Cotreau and his family offered rides to anyone who was near and needed one, and after what he estimates to be 35 minutes they made it out of the area and safely home.
Days later, Cotreau says he can’t stop thinking about how vital it was that his wife reacted so quickly — a lesson he wants everyone to learn from his experience.
“Don’t wait, no matter who it is, what it is. This is going to continue to happen, unfortunately, and until we figure something out, that reaction time is so crucial for anybody; any family,” he says. “I waited, my wife didn’t. Thank God she was with me — three more seconds and those bullets could have been in me.”
‘They’re struggling right now’
Coteau says that while his family is certainly lucky to be alive, they are not unscathed — especially his two older boys.
“They’re struggling,” he said. “We had tickets last night to the White Sox — their grandfather takes them — and my oldest son didn’t want to go. My younger son and my wife went with my father-in-law, and they said it was very tough — they were shooting off fireworks and that was jarring.”
His older son is having nightmares, Coteau adds, and hasn’t been sleeping.
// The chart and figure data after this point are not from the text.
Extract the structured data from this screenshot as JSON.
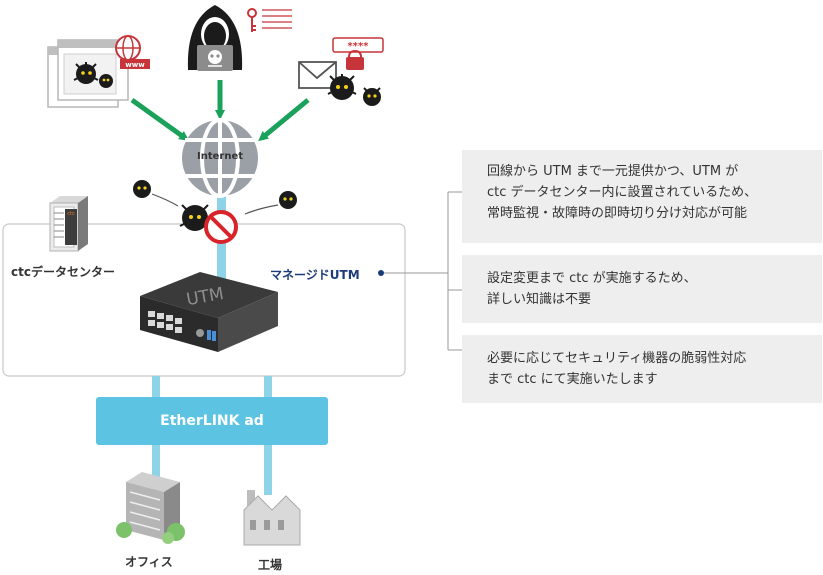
{
  "center_label": "ctcデータセンター",
  "utm_label": "マネージドUTM",
  "utm_device_text": "UTM",
  "internet_label": "Internet",
  "rack_logo": "ctc",
  "browser_badge": "www",
  "password_mask": "****",
  "ether_label": "EtherLINK ad",
  "office_label": "オフィス",
  "factory_label": "工場",
  "info_boxes": [
    {
      "lines": [
        "回線から UTM まで一元提供かつ、UTM が",
        "ctc データセンター内に設置されているため、",
        "常時監視・故障時の即時切り分け対応が可能"
      ]
    },
    {
      "lines": [
        "設定変更まで ctc が実施するため、",
        "詳しい知識は不要"
      ]
    },
    {
      "lines": [
        "必要に応じてセキュリティ機器の脆弱性対応",
        "まで ctc にて実施いたします"
      ]
    }
  ],
  "colors": {
    "arrow_green": "#1aa15a",
    "link_blue": "#8fd3e8",
    "ether_blue": "#5cc3e3",
    "accent_navy": "#1c3b7a",
    "box_gray": "#eeeeee",
    "block_red": "#d8232a"
  }
}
His younger son hasn’t wanted to leave the house.
“They just haven’t really wanted to do much except plug themselves into their iPads,” he explained. “Which is crazy, because they love doing activities here. I think it’s going to take some time for them.”
“This is their comfort place, so I hope that they love coming back here and that this one person doesn’t destroy everything,” he said.
Coteau says he and his wife are struggling, too.
“My wife, she always tries to be strong — she’s definitely the strongest one out of all of us,” he said. “I think it’s stressing her; it’s tensing her. She didn’t see what I saw — I saw the shooter and I saw the bullets. She reacted to it. I saw it.”
“I’ll be fine for a couple hours, and suddenly I’ll be sitting there thinking, ‘three feet to the left, and I don’t have a family.’ That’s how close it was,” Coteau says.
He says before the parade started, his youngest son wanted to sit in a spot where some people ended up being shot and killed. They didn’t, though, because his older son wanted to sit in the “family spot.”
“If we didn’t sit where we always sit, if that tree wasn’t there, those bullets would have been hitting us,” he added. “I’m just thankful none of us were physically hurt.”